Sunday, July 7, 2013

Hope, Alaska

We've been through Hope before, but have never stayed there.  Last year on our vacation we'd climbed Hope Point, but hadn't quite made it to the peak of the 3630 foot climb.  Ever since Denver has been bugging us to get back there and do it again--making it to the top this time--so after we did the Lost Lake/Primrose Trail we headed up to the Porcupine Campground in Hope to camp for a few days, hoping the rain on the forecast would lighten enough for us to attempt the climb.  Hope Point was encased in fog nearly all of our time in town, though ultimately it was our strenuous schedule and physical fatigue that kept us from attempting it.  However, it was a great trip because we got to explore Hope!

Old, picturesque buildings are an attraction in Hope.  This one, built around the turn of century, has been updated with a covered entryway (and car!)

First of all, there is virtually nothing to Hope, Alaska.  There might have been something like a convenience store, but not a grocery store.  They have a library that also appeared to be a secondhand store, ice cream shop and espresso shop.  They have a lot of OLD buildings--like, from the early to mid-1900's, which is rare in Alaska.  There are 3 restaurants (maybe 4--one might be open only in the winter; it is called Winter Cafe).  There are 3 campgrounds (more on that later), 2 ATM's apparently (that's a long story how I know that--our campground neighbors arrived without money expecting the campground would take credit off they went in search of an ATM!), and a gas station that I was pretty doubtful about (it looked like a wooden shack that maybe had a pump inside??  There was a Tesoro sign out front and they said they had gas but it wasn't quite clear where to go to get it....).  They have a school, but last I heard they only had 7 students and if they didn't get their enrollment up to like 10 they were going to close the school.  Not sure what happened to it, but obviously the school building is still there.

The big thing that I think keeps Hope alive is Resurrection Pass, which traverses 38 miles from Cooper Landing to Hope and is a popular recreational path for mountain bikers, runners, hikers, backpackers, horseback riders, hunters and in the winter, snowmachiners. 

Whenever we explore these little towns, trying the restaurants is high on our list.  On Main Street we found a cafe (I'm afraid I didn't get the name of it as it just said, "Cafe" on the outside) that was one of those very old buildings.  It certainly had a lot of character, and I was startled to see an entire wall devoted to a bookshelf filled with books when we first walked in.  The tables were large, the prices were reasonable and the food just okay.  My veggie burger was undoubtedly out of a box, the Coke was in a can, and they had bean-less chili which fascinated my daughter so much she ordered it.

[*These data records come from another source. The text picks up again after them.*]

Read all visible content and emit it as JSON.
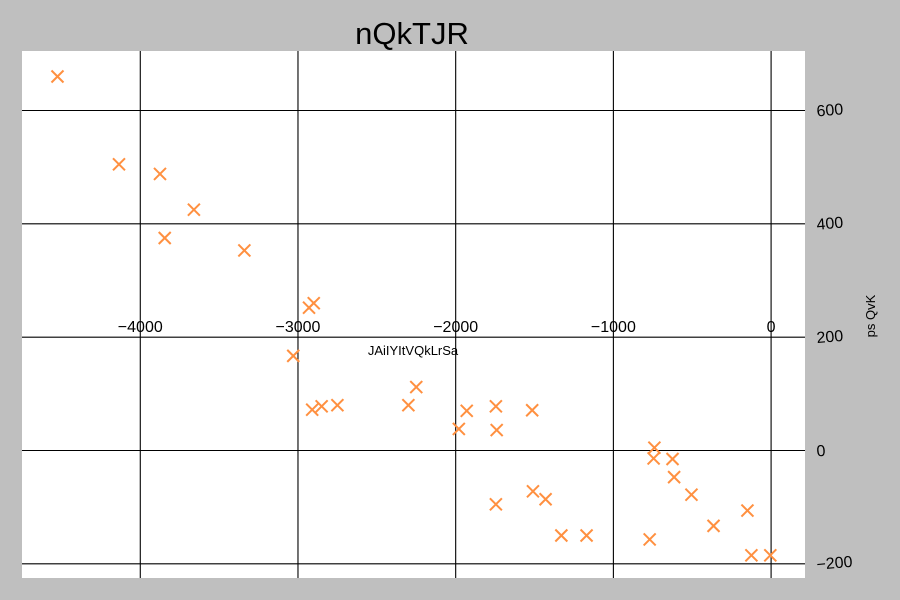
{
  "chart_data": {
    "type": "scatter",
    "title": "nQkTJR",
    "xlabel": "JAiIYItVQkLrSa",
    "ylabel": "ps QvK",
    "xlim": [
      -4750,
      215
    ],
    "ylim": [
      -225,
      705
    ],
    "xticks": [
      -4000,
      -3000,
      -2000,
      -1000,
      0
    ],
    "xtick_labels": [
      "−4000",
      "−3000",
      "−2000",
      "−1000",
      "0"
    ],
    "yticks": [
      -200,
      0,
      200,
      400,
      600
    ],
    "ytick_labels": [
      "−200",
      "0",
      "200",
      "400",
      "600"
    ],
    "grid": true,
    "marker": "x",
    "colors": {
      "marker": "#ff9040",
      "plot_bg": "#ffffff",
      "figure_bg": "#bfbfbf"
    },
    "series": [
      {
        "x": [
          -4525,
          -4135,
          -3875,
          -3660,
          -3845,
          -3340,
          -2930,
          -2900,
          -3030,
          -2910,
          -2850,
          -2750,
          -2300,
          -2250,
          -1980,
          -1930,
          -1745,
          -1740,
          -1515,
          -1745,
          -1510,
          -1430,
          -1330,
          -1170,
          -740,
          -745,
          -625,
          -615,
          -505,
          -365,
          -150,
          -125,
          -5,
          -770
        ],
        "y": [
          660,
          505,
          488,
          425,
          375,
          353,
          252,
          260,
          167,
          72,
          78,
          80,
          80,
          112,
          38,
          70,
          78,
          36,
          71,
          -95,
          -72,
          -86,
          -150,
          -150,
          5,
          -14,
          -15,
          -47,
          -78,
          -133,
          -106,
          -185,
          -185,
          -157
        ]
      }
    ]
  }
}
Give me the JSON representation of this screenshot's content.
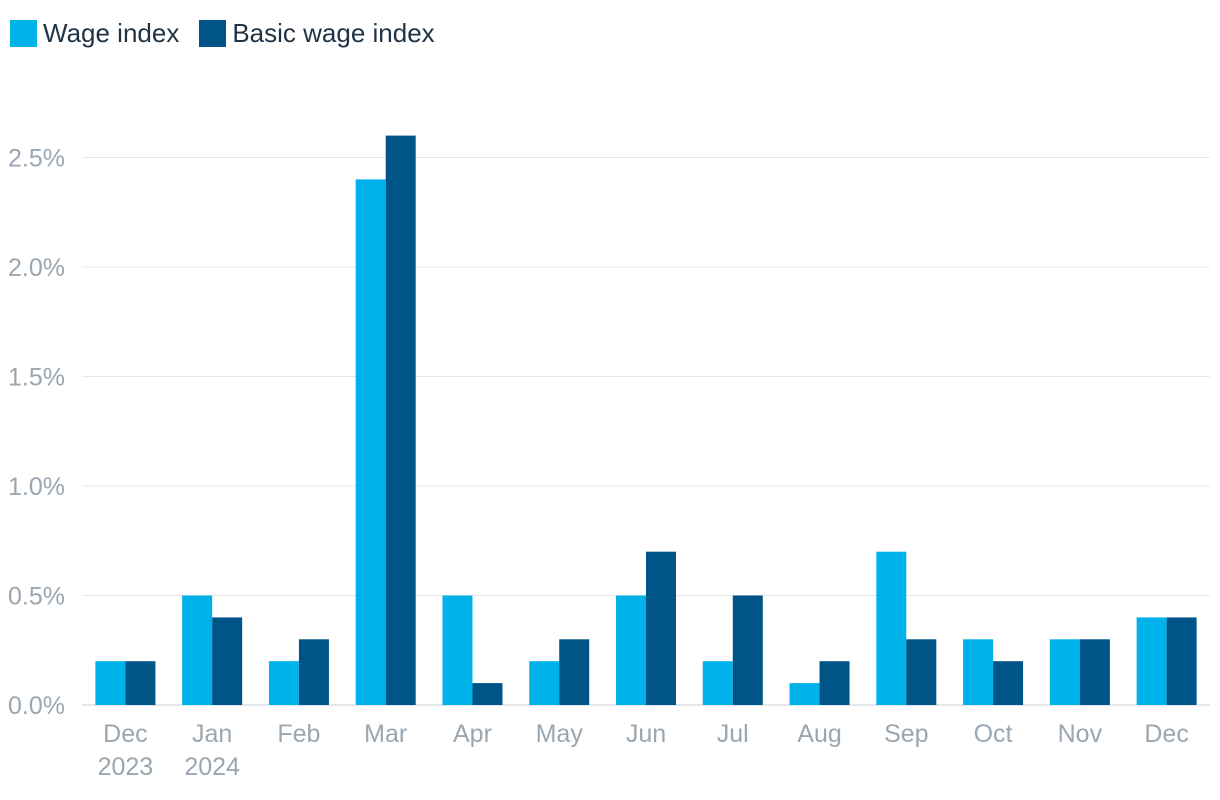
{
  "chart_data": {
    "type": "bar",
    "categories": [
      [
        "Dec",
        "2023"
      ],
      [
        "Jan",
        "2024"
      ],
      [
        "Feb"
      ],
      [
        "Mar"
      ],
      [
        "Apr"
      ],
      [
        "May"
      ],
      [
        "Jun"
      ],
      [
        "Jul"
      ],
      [
        "Aug"
      ],
      [
        "Sep"
      ],
      [
        "Oct"
      ],
      [
        "Nov"
      ],
      [
        "Dec"
      ]
    ],
    "series": [
      {
        "name": "Wage index",
        "color": "#00b2ea",
        "values": [
          0.2,
          0.5,
          0.2,
          2.4,
          0.5,
          0.2,
          0.5,
          0.2,
          0.1,
          0.7,
          0.3,
          0.3,
          0.4
        ]
      },
      {
        "name": "Basic wage index",
        "color": "#005487",
        "values": [
          0.2,
          0.4,
          0.3,
          2.6,
          0.1,
          0.3,
          0.7,
          0.5,
          0.2,
          0.3,
          0.2,
          0.3,
          0.4
        ]
      }
    ],
    "yticks": [
      0,
      0.5,
      1.0,
      1.5,
      2.0,
      2.5
    ],
    "ytick_labels": [
      "0.0%",
      "0.5%",
      "1.0%",
      "1.5%",
      "2.0%",
      "2.5%"
    ],
    "ylim": [
      0,
      2.5
    ],
    "grid": true,
    "legend_position": "top-left",
    "xlabel": "",
    "ylabel": ""
  }
}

We also wanted to try Discovery Cafe, but it closed at 3 p.m. the days we were there and we were always out and about adventuring past 3 so we never made it back in time.  We'll put that one on our list for "next time" (and there will be a next time!).  It is also in an old building--very quaint looking--along the main road into town.

Porcupine Campground was closed last year for remodeling.  It was very nice with a paved road and paved parking at each site, bear boxes for the tent campers, and new restrooms.  It was $18/night, and they charged $5 per extra vehicle, so it was $46 to stay there 2 nights.  The campground is in a birch forest with the usual profusion of bushes and shrubbery so it was fairly private, particularly the tent sites that were down little trails from the parking spot.  The RV spots are on a reservation basis and when I'd check a week before we went they were 100% booked.  However, I noticed that there were tent-only sites that were on a first-come, first-serve basis so we'd decided to take our chances and hope we got a spot.  When we pulled in in late afternoon on the day before the Fourth, we got the second to last spot available out of the 24.  Whew!  The other nearby campground was on Main Street with no trees for protection from the winds ripping along Turnagain Arm. 

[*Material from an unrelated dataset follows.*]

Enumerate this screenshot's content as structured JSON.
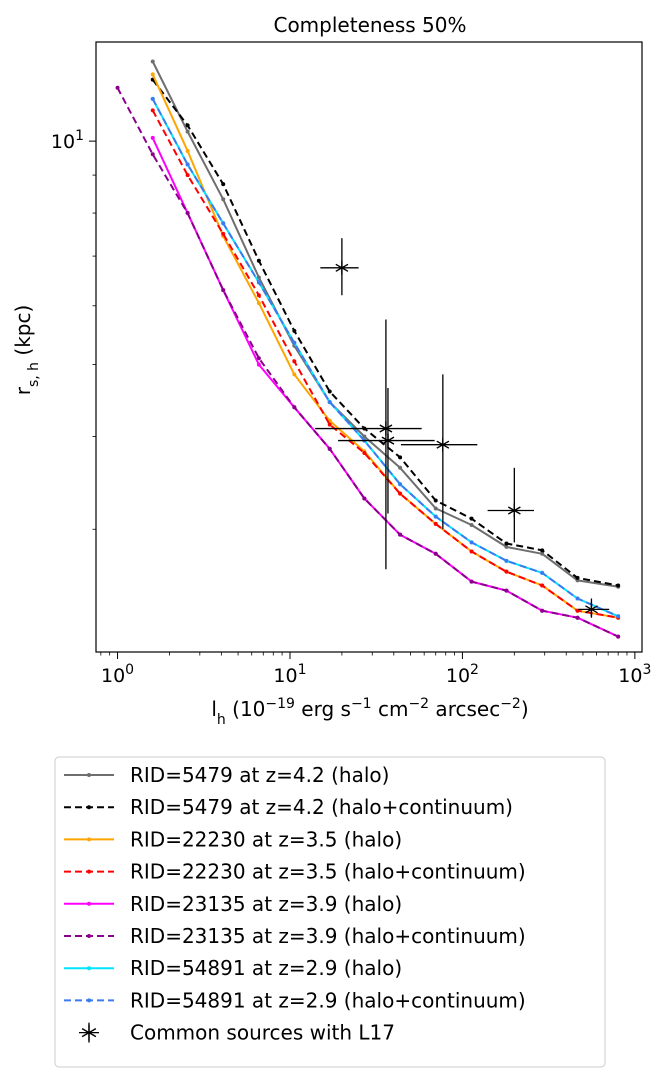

Coeur d'Alene is a free campground with 6 sites, but it is 7 miles down Palmer Creek Road, way off the beaten path.  It is a cute little place, with a stream running through the campground, a bridge over it, tucked into a little knoll.  I could see going out there if I really wanted a wilderness experience and didn't want to run into town to check out the restaurants or if I wanted to explore the nearby mountains.

So that is Hope.  I think the hope for gold is what started this little village.  Few people drive the 15 miles off the Seward Highway to check it out, but it is a cute little place with some good hiking (Gull Rock, Hope Point, the Resurrection Trail and the old mine and falls).  We'll be back because we need to climb Hope Point, we may want to explore the old mine and mountains above it (more on that in another blog post), and we'll be doing Resurrection Pass again sometime.  Plus we have to check out Discovery Cafe!